I got a connecting to network message that went on forever… I tried to fix this by letting the program run over night and there was no effect but then I tried uninstalling Daedalus and reinstalling…

After reinstalling, I opened Daedalus with the shortcut created on the desktop by the installer

(which brought up a user account control message asking if I wanted cardano-launcher.exe to make changes to this device)

and it booted up. It showed the wallet that I had tried to recover before uninstalling the program and reinstalling which is really weird because there should of been nothing saved to the computer after uninstalling the program but the wallet that I attempted to recover opened up as if the uninstall never happened…

I have full functionality of the wallet as long as I use the desktop shortcut created by the installer and not a taskbar pinned shortcut… but the big concern here is that my wallet did not get erased when I uninstalled the program and that I did not need a 12 word recovery phrase to get back in…

If my laptop gets stolen and someone installs the wallet, my funds may just go “bye-bye” - This is a huge security risk…

someone help?

Wayne


Connecting To Network Forever -> FIXED :D
#2

It’s the same as if you hadn’t uninstalled the program: the sending password is required to move your coins (assuming you set one up – not sure whether it’s optional or not, but I don’t think it should be).


#3

If you are installing on a new computer, you have to set up a new password which sucks considering anyone can read the 12 words and take your money on a different computer and bypass the password


#4

That’s a different issue that’s been brought up before and I’m very sure will be addressed, but they’d have to be looking over your shoulder or get a screenshot anyway. Not saying everything’s fine, it’s not, but I think “huge security problem” is an exaggeration.


#5

This is true, but this is the exact same thing as for the hardware wallets like the Ledger Nano S. In order to recover your hardware wallet, you use the seed phrase as well and then reset up a PIN code.
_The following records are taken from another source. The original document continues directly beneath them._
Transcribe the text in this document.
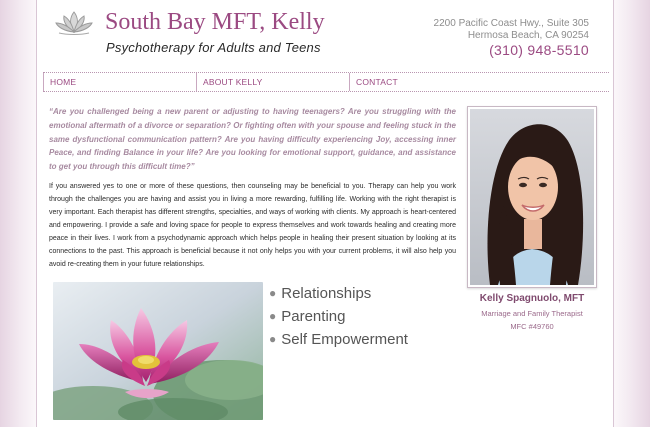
South Bay MFT, Kelly
Psychotherapy for Adults and Teens
2200 Pacific Coast Hwy., Suite 305
Hermosa Beach, CA 90254
(310) 948-5510
HOME	ABOUT KELLY	CONTACT

“Are you challenged being a new parent or adjusting to having teenagers? Are you struggling with the emotional aftermath of a divorce or separation? Or fighting often with your spouse and feeling stuck in the same dysfunctional communication pattern? Are you having difficulty experiencing Joy, accessing inner Peace, and finding Balance in your life? Are you looking for emotional support, guidance, and assistance to get you through this difficult time?”

If you answered yes to one or more of these questions, then counseling may be beneficial to you. Therapy can help you work through the challenges you are having and assist you in living a more rewarding, fulfilling life. Working with the right therapist is very important. Each therapist has different strengths, specialties, and ways of working with clients. My approach is heart-centered and empowering. I provide a safe and loving space for people to express themselves and work towards healing and creating more peace in their lives. I work from a psychodynamic approach which helps people in healing their present situation by looking at its connections to the past. This approach is beneficial because it not only helps you with your current problems, it will also help you avoid re-creating them in your future relationships.

● Relationships
● Parenting
● Self Empowerment
Kelly Spagnuolo, MFT
Marriage and Family Therapist
MFC #49760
For this reason, you should never store your “seed” phrase (12 words for daedalus and 24 for ledger) in a place that is hackable or on your person. It should be written down and stored in a secure place or secure places.

For example, you could have a few different copies of your seed phrase laminated (or ziplocked, or whatever) and stored in different secure places. Or, for more security, you could even split up your seed phrases into sections, like words 1-4, 5-8, and 9-12 and store them in different places. In this way, compromise of any one location would not allow for the restoration of the wallet. You would need to have access to all three places in order to restore the wallet.

Is this optimal? Probably not. However, it’s the probably the best system we have so far.